MEDICAL MALPRACTICE
Minority health care clinics are prone to poorer patient outcomes, says study
A new study of minority health care clinics examines the influence of workplace conditions on health care disparities that can lead to medical malpractice situations.
February 10, 2009 – Minority Americans have poorer health outcomes from chronic conditions (such as hypertension, heart disease and diabetes) because clinics serving higher proportions of minority patients tend to have more challenging work environments, according to a study published yesterday in the Archives of Internal Medicine.
"Unfavorable patient and physician outcomes may be attributable to disparities in work conditions at these clinics," said Anita Varkey, MD, lead author, assistant professor in the department of medicine, Loyola University Chicago Stritch School of Medicine and medical director of general medicine at Loyola Outpatient Center, Loyola University Health System.
"When you have limited access to medical supplies, referral specialists, and examination rooms, coupled with a more complex patient mix, you can start to see the challenges involved with providing high-quality primary care," said Dr. Varkey.

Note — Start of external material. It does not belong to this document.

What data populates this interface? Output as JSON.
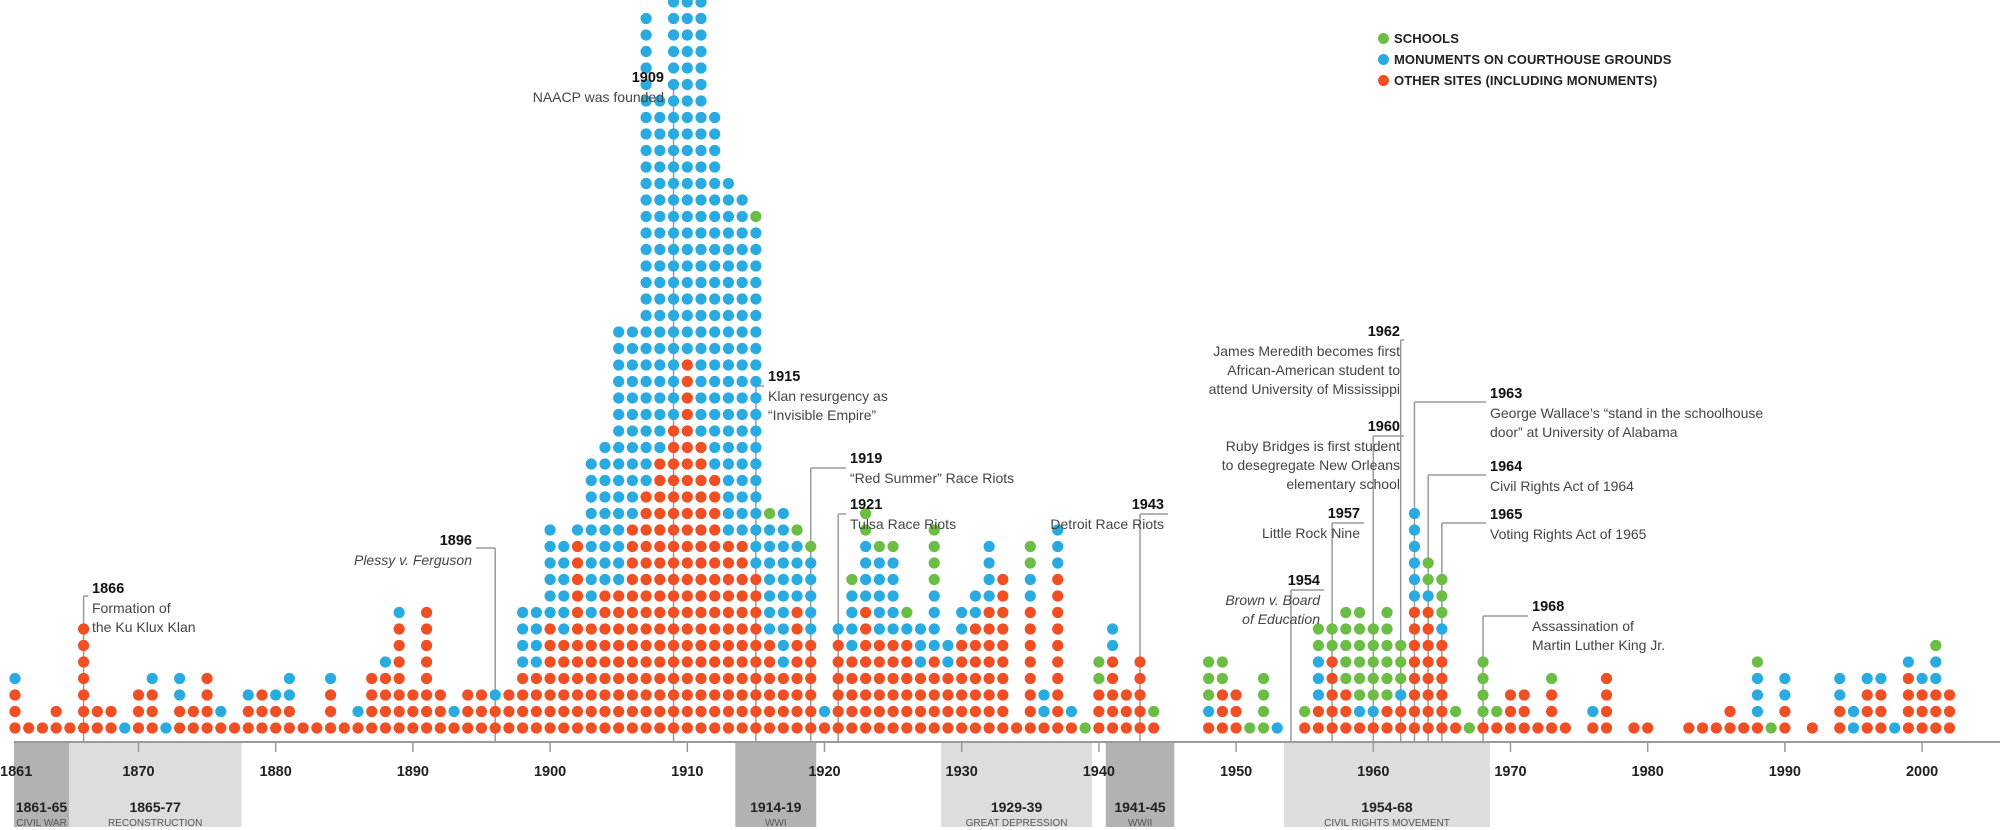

The study compared 96 primary care clinics in five regions, including Chicago. Data were collected from 388 primary care physicians and 1,701 adult patients with chronic diseases. Researchers compared 27 clinics (41.8 percent of physicians) that had at least 30 percent minority patients with 69 clinics (45.9 percent of physicians) that had less than 30 percent.
The clinics with larger proportions of minority patients were four times more likely to have a chaotic work environment, and their physicians were half as likely to report job satisfaction. These physicians also had a tendency to report higher stress and intention to leave.
“All of these factors can contribute to health care disparities,” said Dr. Varkey, an internist who specializes in primary care, preventive medicine and women's health. “While further research is needed, health care reform strategies should consider the role that work environment plays in quality of care.”